Neden derseniz, mesele sadece bugün söyledikleri değil. Haklılık, zamanlama ve tutarlılıkla değer kazanıyor benim gözümde. Yıllarca o yanlışların içinde olup, onları savunan biri, şimdi canı yanınca doğruyu söylüyorsa, bu doğruyu söylemesi değil, önceki sessizliği ya da savunuculuğu sorgulanmalı. Ben burada bir samimiyetsizlik görüyorum, hatta zor söylüyorum ama gizli bir ahlaksızlık bile diyesim geliyor. Çünkü bu kişi birdenbire uyanmış biri değil. Yeni bir farkındalıkla doğruyu görmüş değil; sadece kendi çıkarı zedelendiği yine kendisi haksızlığa uğradığı için isyan ediyor. Bu, bana inandırıcı gelmiyor.
Bugün haksızlığa uğradı, doğru şeyler söyledi. Eskiden onu eleştirenler şimdi onu yere göğe sığdıramıyor. Ama benim için o kadar da değil. Evet, haklı ama bu haklılık, geçmişteki çelişkilerini silip atmıyor.
İnsanlar çabuk unutuyor, her şey o kadar hızlı ki. Gündem günde birkaç kez değişiyor, bir gün yerin dibine batırılan ertesi gün göklere çıkarılıyor. Bu anlık bakış, bu günlük yaşayış bana göre değil. Ben olaylara uzaktan bakmayı, geçmişiyle bugünü bir arada tartmayı seviyorum.

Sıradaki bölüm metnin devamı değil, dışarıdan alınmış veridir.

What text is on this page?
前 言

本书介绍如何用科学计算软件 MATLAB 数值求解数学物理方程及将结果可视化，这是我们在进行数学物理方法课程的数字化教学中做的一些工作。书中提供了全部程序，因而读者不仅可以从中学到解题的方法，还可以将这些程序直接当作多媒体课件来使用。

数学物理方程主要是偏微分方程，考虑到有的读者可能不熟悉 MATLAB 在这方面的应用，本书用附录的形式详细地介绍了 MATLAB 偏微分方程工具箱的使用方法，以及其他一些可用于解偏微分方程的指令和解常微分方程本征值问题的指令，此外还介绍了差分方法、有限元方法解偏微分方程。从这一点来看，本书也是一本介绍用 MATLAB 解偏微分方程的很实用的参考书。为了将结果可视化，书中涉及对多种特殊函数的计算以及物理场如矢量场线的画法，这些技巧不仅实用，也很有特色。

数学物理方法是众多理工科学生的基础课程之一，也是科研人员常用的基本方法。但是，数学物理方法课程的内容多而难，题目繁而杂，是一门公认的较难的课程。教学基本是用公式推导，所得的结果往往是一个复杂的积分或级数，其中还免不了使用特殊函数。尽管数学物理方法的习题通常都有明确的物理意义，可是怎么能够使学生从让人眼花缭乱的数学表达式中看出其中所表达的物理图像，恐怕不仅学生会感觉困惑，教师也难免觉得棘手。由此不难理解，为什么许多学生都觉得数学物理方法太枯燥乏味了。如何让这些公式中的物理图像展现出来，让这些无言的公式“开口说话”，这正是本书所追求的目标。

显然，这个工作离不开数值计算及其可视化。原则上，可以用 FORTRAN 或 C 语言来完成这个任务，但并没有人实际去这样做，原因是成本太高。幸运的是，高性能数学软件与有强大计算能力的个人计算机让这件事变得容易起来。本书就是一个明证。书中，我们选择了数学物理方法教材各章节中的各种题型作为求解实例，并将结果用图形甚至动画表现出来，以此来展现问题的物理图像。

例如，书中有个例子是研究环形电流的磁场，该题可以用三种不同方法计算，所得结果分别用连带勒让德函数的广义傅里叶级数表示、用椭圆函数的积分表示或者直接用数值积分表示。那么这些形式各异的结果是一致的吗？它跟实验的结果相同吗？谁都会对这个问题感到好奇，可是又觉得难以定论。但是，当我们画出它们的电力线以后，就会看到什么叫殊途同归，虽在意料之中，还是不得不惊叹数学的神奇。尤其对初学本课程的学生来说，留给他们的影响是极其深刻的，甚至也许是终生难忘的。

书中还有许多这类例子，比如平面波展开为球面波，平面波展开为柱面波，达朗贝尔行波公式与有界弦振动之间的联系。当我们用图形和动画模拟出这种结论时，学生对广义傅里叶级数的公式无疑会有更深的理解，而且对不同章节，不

Birini yüceltmek için sadece bugünkü sözlerine bakmak yetmez; neyi ne zaman savunduğuna, niye sustuğuna da bakmalı.
Bu hızda, ne samimiyeti tartmaya vakit kalıyor ne de çifte standardı görmeye. Eskiden eleştirenlerin şimdi alkışlaması, sanki kendi prensiplerini de esnetiyor gibi. Bu da beni rahatsız ediyor.
Haklılık yetmez diyorum ya, işte tam da bu yüzden. Tutarlılık olmadıkça, birinin doğruyu söylemesi bile anlamını yitiriyor. Belki de bu yüzden katılamıyorum, uzaktan şaşıp bakıyorum sadece.
Çünkü benim için mesele, sadece bugünkü isyan değil, dün neyi savunduğun ve niye sustuğun.